In other places, low priced cannabis encourages illegal operations to push their products across state lines. We’ve seen this in Idaho, where since its neighboring state Oregon legalized marijuana, the amount of illicit weed that police catch coming across the border into Idaho has skyrocketed. 

Back in Massachusetts, we have seen that their high taxes have caused the cost of legal marijuana to increase heavily, making illicit marijuana a more attractive option. In addition, the complex licensing that businesses have to go through, particularly in Boston, has discouraged many owners from transitioning to a legal marijuana dispensary. This grey area, especially given that the substance is still illegal at the federal level, has led to the flourishing of the marijuana black market. 

And all the data is pointing to the black THC market as the main driver in the lung disease cases across the nation. 

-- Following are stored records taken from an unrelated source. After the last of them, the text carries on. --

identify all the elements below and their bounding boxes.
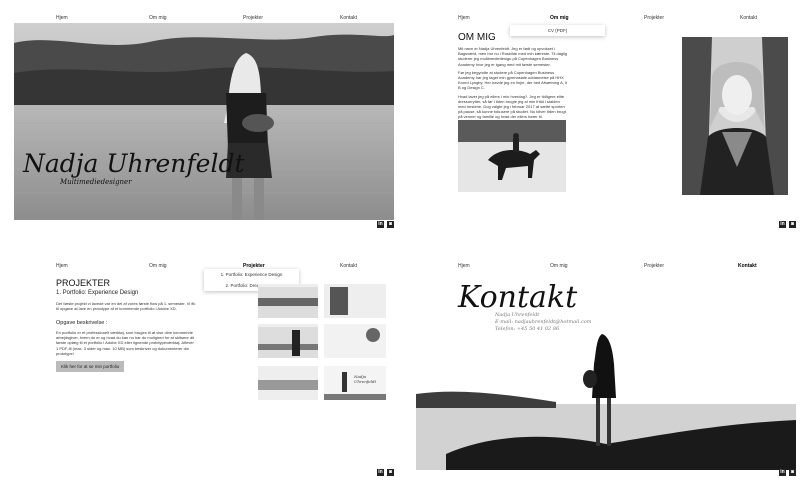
projects-title: PROJEKTER: [56, 278, 111, 288]
instagram-icon[interactable]: ◙: [387, 221, 394, 228]
projects-panel: Hjem Om mig Projekter Kontakt 1. Portfol…: [6, 254, 400, 482]
project-thumbnail[interactable]: [324, 324, 386, 358]
nav-about[interactable]: Om mig: [550, 15, 569, 21]
top-nav: Hjem Om mig Projekter Kontakt: [6, 263, 400, 273]
contact-panel: Hjem Om mig Projekter Kontakt Kontakt Na…: [408, 254, 802, 482]
view-portfolio-button[interactable]: Klik her for at se min portfolio: [56, 361, 125, 372]
social-icons: in ◙: [377, 221, 394, 228]
project-thumbnail[interactable]: [324, 284, 386, 318]
contact-photo: [416, 324, 796, 470]
task-heading: Opgave beskrivelse :: [56, 320, 108, 326]
nav-home[interactable]: Hjem: [56, 15, 68, 21]
contact-name: Nadja Uhrenfeldt: [495, 312, 540, 318]
social-icons: in ◙: [779, 469, 796, 476]
instagram-icon[interactable]: ◙: [789, 221, 796, 228]
nav-contact[interactable]: Kontakt: [340, 15, 357, 21]
about-paragraph: Før jeg begyndte at studere på Copenhage…: [458, 69, 567, 91]
linkedin-icon[interactable]: in: [377, 469, 384, 476]
portrait-photo: [682, 37, 788, 195]
project-thumbnail[interactable]: [258, 366, 318, 400]
projects-intro: Det første projekt vi lavede var en del …: [56, 301, 196, 312]
task-text: En portfolio er et professionelt værktøj…: [56, 330, 195, 356]
top-nav: Hjem Om mig Projekter Kontakt: [408, 263, 802, 273]
about-paragraph: Mit navn er Nadja Uhrenfeldt. Jeg er fød…: [458, 46, 568, 67]
linkedin-icon[interactable]: in: [377, 221, 384, 228]
nav-projects[interactable]: Projekter: [243, 15, 263, 21]
contact-details: Nadja Uhrenfeldt E-mail: nadjauhrenfeldt…: [495, 312, 592, 333]
hero-subtitle: Multimediedesigner: [60, 178, 132, 186]
nav-home[interactable]: Hjem: [458, 263, 470, 269]
home-panel: Hjem Om mig Projekter Kontakt Nadja Uhre…: [6, 6, 400, 234]
about-paragraph: Hvad laver jeg på ellers i min hverdag?.…: [458, 93, 566, 120]
linkedin-icon[interactable]: in: [779, 469, 786, 476]
about-title: OM MIG: [458, 32, 496, 43]
about-dropdown: CV (PDF): [510, 25, 605, 36]
nav-home[interactable]: Hjem: [56, 263, 68, 269]
projects-subtitle: 1. Portfolio: Experience Design: [56, 290, 139, 296]
nav-contact[interactable]: Kontakt: [740, 15, 757, 21]
contact-phone[interactable]: Telefon: +45 50 41 02 86: [495, 326, 592, 333]
contact-title: Kontakt: [458, 280, 578, 315]
about-text: Mit navn er Nadja Uhrenfeldt. Jeg er fød…: [458, 46, 568, 120]
contact-email[interactable]: E-mail: nadjauhrenfeldt@hotmail.com: [495, 319, 592, 326]
nav-about[interactable]: Om mig: [149, 263, 167, 269]
dropdown-portfolio-1[interactable]: 1. Portfolio: Experience Design: [204, 269, 299, 280]
nav-about[interactable]: Om mig: [149, 15, 167, 21]
top-nav: Hjem Om mig Projekter Kontakt: [408, 15, 802, 25]
social-icons: in ◙: [779, 221, 796, 228]
nav-projects[interactable]: Projekter: [644, 263, 664, 269]
dropdown-cv-pdf[interactable]: CV (PDF): [510, 25, 605, 36]
horse-photo: [458, 120, 566, 192]
hero-name: Nadja Uhrenfeldt: [23, 149, 245, 178]
project-thumbnail[interactable]: Nadja Uhrenfeldt: [324, 366, 386, 400]
linkedin-icon[interactable]: in: [779, 221, 786, 228]
thumbnail-caption: Nadja Uhrenfeldt: [354, 374, 377, 384]
nav-contact[interactable]: Kontakt: [738, 263, 757, 269]
project-thumbnail[interactable]: [258, 324, 318, 358]
instagram-icon[interactable]: ◙: [387, 469, 394, 476]
about-panel: Hjem Om mig Projekter Kontakt CV (PDF) O…: [408, 6, 802, 234]
project-thumbnail[interactable]: [258, 284, 318, 318]
social-icons: in ◙: [377, 469, 394, 476]
nav-projects[interactable]: Projekter: [644, 15, 664, 21]
nav-contact[interactable]: Kontakt: [340, 263, 357, 269]
nav-about[interactable]: Om mig: [550, 263, 568, 269]
nav-home[interactable]: Hjem: [458, 15, 470, 21]
instagram-icon[interactable]: ◙: [789, 469, 796, 476]
hero-lake-photo: [14, 23, 394, 220]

So while liberal states like Massachusetts are rushing to legalize marijuana, it is hypocritical that they are also moving to ban flavored nicotine products, especially if their goal is to address the recent onset of lung disease cases. Given that this ban will only push nicotine products to the black market, and since the black market is clearly the main driver of lung disease cases, the Massachusetts ban will likely result in more cases of lung disease, not less. 

Hopefully, other states will take a look at the hypocritical and ineffective policies in Massachusetts and take a more measured and scientific approach that focuses on addressing black market sales of vaping products, particularly THC laced products.